Homo-Ehe in der Schweiz

Von queeren Menschen lernen
Von queeren Menschen lernen

Priscilla Schwendimann

Bei Gott sind alle Menschen willkommen, sagt Pfarrerin Schwendimann - und versucht, in der queeren Community das Vertrauen in die Kirche zu stärken.

Am 1. Juli 2022 ist sie endlich Realität: die Ehe für alle beziehungsweise die Ehe für gleichgeschlechtliche Paare in der Schweiz. In meinem Umfeld heiraten auch gleich zwei lesbische Paare.

Priscilla Schwendimann

Priscilla Schwendimann, Jahrgang 1992, ist die erste reformierte Pfarrerin für die queeren Gemeinschaften in der Stadt Zürich. Mit ihrem YouTube-Kanal "Holy Shit" ist sie auch Mitglied im yeet-Netzwerk. 2022 ist sie vom Schweizer Fernsehen SRF mit dem Award "Brückenbauerin des Jahres" ausgezeichnet worden.
Privat

Es freut mich, dass es sich um eine wirkliche Gleichstellung handelt und nicht um eine Scheingleichstellung wie in Deutschland. Lesbische Paare haben in der Schweiz nun Zugang zur Samendatenbank und sind per Geburt beide Eltern der Kinder. In Deutschland ist bislang nur die biologische Mutter die Mutter. Die soziale Mutter muss das Kind zuerst adoptieren.

Als der Kampf um die Ehe für alle in die heiße Phase kam, wurde ich unerwartet ins Zentrum der politischen Diskussion katapultiert. Plötzlich wollten alle Medien wissen: Warum, Frau Pfarrerin, braucht es die Ehe für alle?

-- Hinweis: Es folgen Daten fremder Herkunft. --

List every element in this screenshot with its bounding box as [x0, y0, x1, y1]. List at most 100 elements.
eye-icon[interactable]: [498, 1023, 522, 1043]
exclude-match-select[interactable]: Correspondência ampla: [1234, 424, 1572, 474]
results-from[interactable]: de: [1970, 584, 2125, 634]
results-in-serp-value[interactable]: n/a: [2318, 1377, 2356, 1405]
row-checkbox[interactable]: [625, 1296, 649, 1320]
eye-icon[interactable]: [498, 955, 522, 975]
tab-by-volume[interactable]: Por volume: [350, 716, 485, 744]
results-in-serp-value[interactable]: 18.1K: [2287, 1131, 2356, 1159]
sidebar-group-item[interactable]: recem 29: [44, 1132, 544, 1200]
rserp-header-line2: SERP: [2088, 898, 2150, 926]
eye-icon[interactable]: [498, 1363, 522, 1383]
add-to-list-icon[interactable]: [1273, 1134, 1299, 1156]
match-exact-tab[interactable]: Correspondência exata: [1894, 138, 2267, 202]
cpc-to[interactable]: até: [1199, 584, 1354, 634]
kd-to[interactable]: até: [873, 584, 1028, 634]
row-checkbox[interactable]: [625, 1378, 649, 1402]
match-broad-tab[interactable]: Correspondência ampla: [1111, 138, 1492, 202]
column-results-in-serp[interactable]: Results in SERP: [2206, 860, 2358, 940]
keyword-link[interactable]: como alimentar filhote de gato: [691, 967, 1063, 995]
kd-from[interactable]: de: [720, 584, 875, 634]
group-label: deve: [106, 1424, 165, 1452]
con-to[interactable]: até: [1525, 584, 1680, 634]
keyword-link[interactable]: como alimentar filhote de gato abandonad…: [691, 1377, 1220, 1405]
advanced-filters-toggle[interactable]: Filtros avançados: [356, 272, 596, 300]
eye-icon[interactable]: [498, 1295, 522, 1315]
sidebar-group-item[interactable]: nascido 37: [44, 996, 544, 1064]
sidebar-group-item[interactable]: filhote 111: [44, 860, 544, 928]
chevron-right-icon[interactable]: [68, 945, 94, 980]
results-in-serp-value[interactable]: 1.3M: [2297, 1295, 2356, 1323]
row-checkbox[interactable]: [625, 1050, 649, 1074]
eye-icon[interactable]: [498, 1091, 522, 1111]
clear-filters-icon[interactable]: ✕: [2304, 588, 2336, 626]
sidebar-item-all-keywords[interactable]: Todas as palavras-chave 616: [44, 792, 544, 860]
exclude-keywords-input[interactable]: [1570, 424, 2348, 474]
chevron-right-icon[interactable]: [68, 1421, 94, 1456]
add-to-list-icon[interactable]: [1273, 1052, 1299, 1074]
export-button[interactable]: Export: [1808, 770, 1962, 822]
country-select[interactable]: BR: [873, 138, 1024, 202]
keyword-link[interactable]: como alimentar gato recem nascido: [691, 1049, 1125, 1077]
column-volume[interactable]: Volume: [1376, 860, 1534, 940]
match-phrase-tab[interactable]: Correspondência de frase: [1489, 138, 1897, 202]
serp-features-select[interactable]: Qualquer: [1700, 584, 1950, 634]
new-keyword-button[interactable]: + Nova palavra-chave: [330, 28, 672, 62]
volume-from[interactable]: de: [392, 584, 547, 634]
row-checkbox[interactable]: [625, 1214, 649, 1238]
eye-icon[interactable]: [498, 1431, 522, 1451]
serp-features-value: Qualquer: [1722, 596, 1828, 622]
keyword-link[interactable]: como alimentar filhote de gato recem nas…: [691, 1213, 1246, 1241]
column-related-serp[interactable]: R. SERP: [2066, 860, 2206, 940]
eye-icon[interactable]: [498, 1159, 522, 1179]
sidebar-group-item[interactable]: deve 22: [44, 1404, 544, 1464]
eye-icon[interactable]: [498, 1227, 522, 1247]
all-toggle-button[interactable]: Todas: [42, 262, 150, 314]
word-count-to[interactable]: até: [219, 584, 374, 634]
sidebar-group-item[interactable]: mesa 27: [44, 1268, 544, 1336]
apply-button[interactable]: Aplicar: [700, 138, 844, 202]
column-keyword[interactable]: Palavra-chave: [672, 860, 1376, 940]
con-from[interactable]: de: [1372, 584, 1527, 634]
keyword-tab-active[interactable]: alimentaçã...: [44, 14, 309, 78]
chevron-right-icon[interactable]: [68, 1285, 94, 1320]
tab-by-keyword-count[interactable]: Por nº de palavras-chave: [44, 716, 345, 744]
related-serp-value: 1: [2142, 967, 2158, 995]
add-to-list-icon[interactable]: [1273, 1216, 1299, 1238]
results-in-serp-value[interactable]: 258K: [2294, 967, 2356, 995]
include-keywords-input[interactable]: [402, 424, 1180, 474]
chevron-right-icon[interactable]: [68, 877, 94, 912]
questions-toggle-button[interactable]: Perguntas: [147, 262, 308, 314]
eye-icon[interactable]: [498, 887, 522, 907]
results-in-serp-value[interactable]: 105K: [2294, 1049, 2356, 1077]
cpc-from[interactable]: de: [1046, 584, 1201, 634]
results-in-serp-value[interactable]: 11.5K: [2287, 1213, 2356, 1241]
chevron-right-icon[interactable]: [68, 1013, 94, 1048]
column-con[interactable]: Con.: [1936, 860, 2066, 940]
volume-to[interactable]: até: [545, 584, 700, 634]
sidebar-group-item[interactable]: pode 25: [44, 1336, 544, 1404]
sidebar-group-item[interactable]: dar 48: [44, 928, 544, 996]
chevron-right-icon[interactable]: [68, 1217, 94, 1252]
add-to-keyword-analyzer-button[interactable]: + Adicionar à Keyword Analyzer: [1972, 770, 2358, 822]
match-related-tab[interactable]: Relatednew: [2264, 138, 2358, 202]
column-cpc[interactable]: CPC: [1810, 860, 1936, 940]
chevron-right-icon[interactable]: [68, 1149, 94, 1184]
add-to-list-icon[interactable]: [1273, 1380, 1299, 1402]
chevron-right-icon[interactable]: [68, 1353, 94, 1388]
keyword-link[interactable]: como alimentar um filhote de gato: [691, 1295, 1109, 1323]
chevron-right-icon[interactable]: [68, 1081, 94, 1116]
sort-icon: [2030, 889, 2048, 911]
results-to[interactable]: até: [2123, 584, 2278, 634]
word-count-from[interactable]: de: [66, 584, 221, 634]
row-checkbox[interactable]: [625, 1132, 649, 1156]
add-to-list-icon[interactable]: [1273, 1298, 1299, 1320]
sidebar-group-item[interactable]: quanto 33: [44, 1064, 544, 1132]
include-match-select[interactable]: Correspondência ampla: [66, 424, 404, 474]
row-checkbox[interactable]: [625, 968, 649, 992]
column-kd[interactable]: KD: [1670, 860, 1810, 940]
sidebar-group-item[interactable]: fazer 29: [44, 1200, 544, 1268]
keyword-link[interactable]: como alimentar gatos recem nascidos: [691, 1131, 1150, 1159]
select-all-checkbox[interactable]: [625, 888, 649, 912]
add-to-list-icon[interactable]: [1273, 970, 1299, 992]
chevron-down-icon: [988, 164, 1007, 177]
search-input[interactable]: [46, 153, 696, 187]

Ich trenne strikt zwischen dem Gesetz, vor dem alle Menschen gleichbehandelt werden müssen, und der Handhabung durch Religionsgemeinschaften. Religionsgemeinschaften sind nicht verpflichtet, Menschen gleich zu behandeln, solange sie keine staatlichen Gelder erhalten. Und: In einer Glaubensgemeinschaft muss mensch nicht Mitglied sein – das ist der entscheidende Punkt.

Alle wollen angenommen sein

Es erfüllt mich mit Stolz, der reformierten Kirche anzugehören, die sich bereits 2019 als Gesamtkirche für die Ehe für alle ausgesprochen hat, vor dem Parlament oder dem Volk. Seit August 2021 habe ich ein Pfarramt für die queere Community inne. Meine Berufung ist es, Kirche zu bauen, Menschen von Gott zu erzählen, ihnen zuzuhören, gezielt in der queeren Community. Und ich habe gelernt: Das Bedürfnis ist im Grundsatz überall dasselbe: angenommen sein. Die Ehe für alle ist daher nur ein Tropfen auf den heißen Stein. Wir haben als Kirche im Bereich queer viel Schaden angerichtet, da wird es Kraft, Überzeugungsarbeit und Zeit brauchen, das Vertrauen wieder aufzubauen. Das Anerkennen des Leids, das wir als Kirchen verursacht haben, ist zentral für die Versöhnung, die wir uns wünschen.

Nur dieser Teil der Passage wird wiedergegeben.